Biden’s lawyers note that Congress decided in 1999 not to renew the independent counsel statute, a controversial post-Watergate law, amid widespread criticism of its requirement that independent prosecutors produce exhaustive final reports. Those reports often enumerated an individual’s alleged wrongdoing without any need to prove it in court.

Still, Hur is hardly alone; special counsels have continued to issue lengthy reports in the past two decades when charges were not filed. Among the best-known is special counsel Robert S. Mueller III’s report in 2019 that examined whether the Trump or his aides colluded with Russia or obstructed justice.

Before Biden’s legal team contacted Garland, it lodged several complaints with Hur’s office. It wrote to the attorney general, on the eve of the report’s release, after becoming frustrated that Hur’s office was not heeding its complaints. Garland was tasked with overseeing Hur’s investigation while granting him more freedom than an ordinary Justice Department lawyer.

In their letters to Hur, Biden’s lawyers sought the opportunity to review and comment on a draft of his report. They argued that lengthy, detailed public reports can cause serious harm to their subjects even if they do not result in criminal charges.

“We do wish to underscore how important it is under these circumstances to allow the President’s lawyers the opportunity to review a draft of your report to address potential inaccuracies or unfair characterizations and conclusions,” White House special counsel Richard Sauber wrote in an Oct. 31 letter.

He added: “Given that the President, through counsel, has no opportunity to test any of the evidence discussed in the report, the President’s lawyers should have a meaningful opportunity to review and provide comment on the report before it becomes public.”

Once Biden’s lawyers did receive the report, they had vigorous objections.

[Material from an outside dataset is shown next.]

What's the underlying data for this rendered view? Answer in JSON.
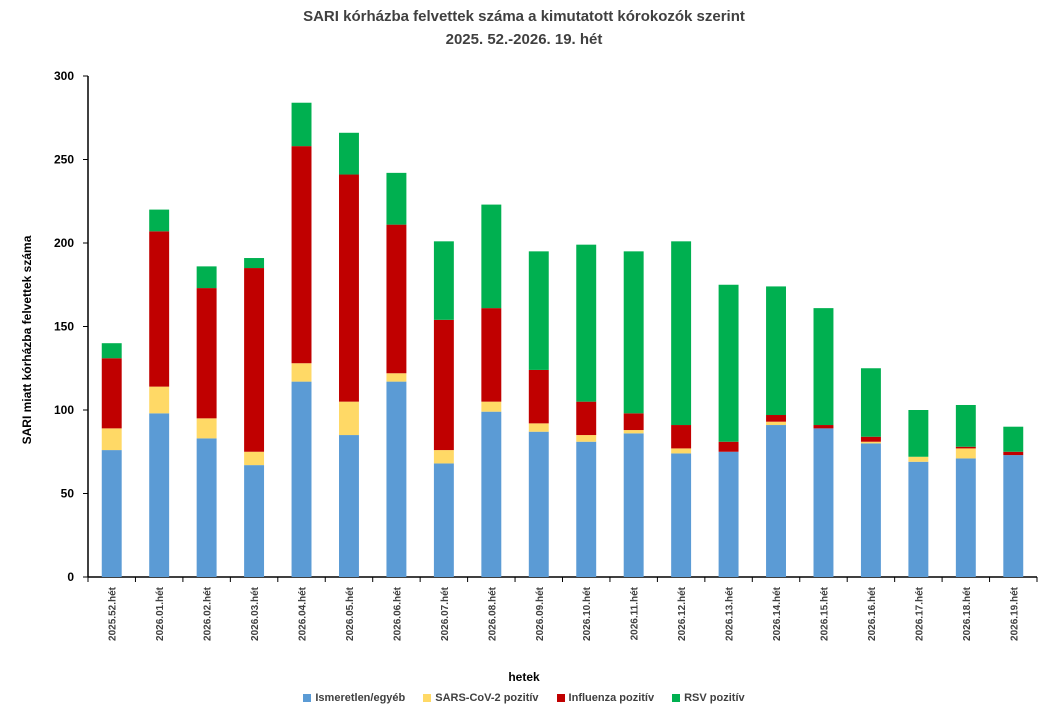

Treating the handling of personal notes on classified information as a potential crime, they wrote at one point, “runs the substantial risk of causing irreparable harm to the Offices of the President and Vice President by deterring future Presidents and Vice Presidents from using diaries and notes in the context of the most stressful and important jobs in the world — jobs that also require nearly continuous interaction with sensitive national security information.”

But it is the back-and-forth over Biden’s memory that stands out.

Weinsheimer, the Justice Department official, said in his letter that Hur’s report provided “significant detail” on why he decided not to prosecute, including his conclusions on whether Biden acted “willfully” in possessing classified information.

“The language to which you object goes directly to these issues,” Weinsheimer wrote, adding: “For these reasons, inclusion of the identified language in the report and the report itself fall well within the Department’s standards for public release.”

Weinsheimer called the comparison between Hur and Comey “inapt” in part because they held different government positions with different powers. “Special Counsel Hur’s report is readily distinguishable from Director Comey’s press conference,” he asserted.

When the report was released later that day, it kicked up an enormous political storm. Republicans criticized Hur for not prosecuting Biden, and they eagerly seized on the depiction of the president as an elderly man with a diminished mental capacity.

Following several days of furor — during which Republicans called for Biden to step aside and Democrats attested to Biden’s sharpness and pointed to Trump’s own frequently confusing language — Sauber and Bauer fired off one more letter to the Justice Department on Monday.

They dismissed the argument that Hur’s role was nothing like Comey’s. That assertion, they said, “reflects a disturbing lack of concern about the harm that the policy seeks to avoid. An uncharged person, in this case the President of the United States, cares not about the particular title or role of the Department official who publicly excoriates him with critical comments about uncharged conduct. The unfairness is equally profound.”

Overall, they added, “we fundamentally disagree with your assessment that the comments contained in Special Counsel Hur’s report were consistent with Department policy and practice. They surely were not.”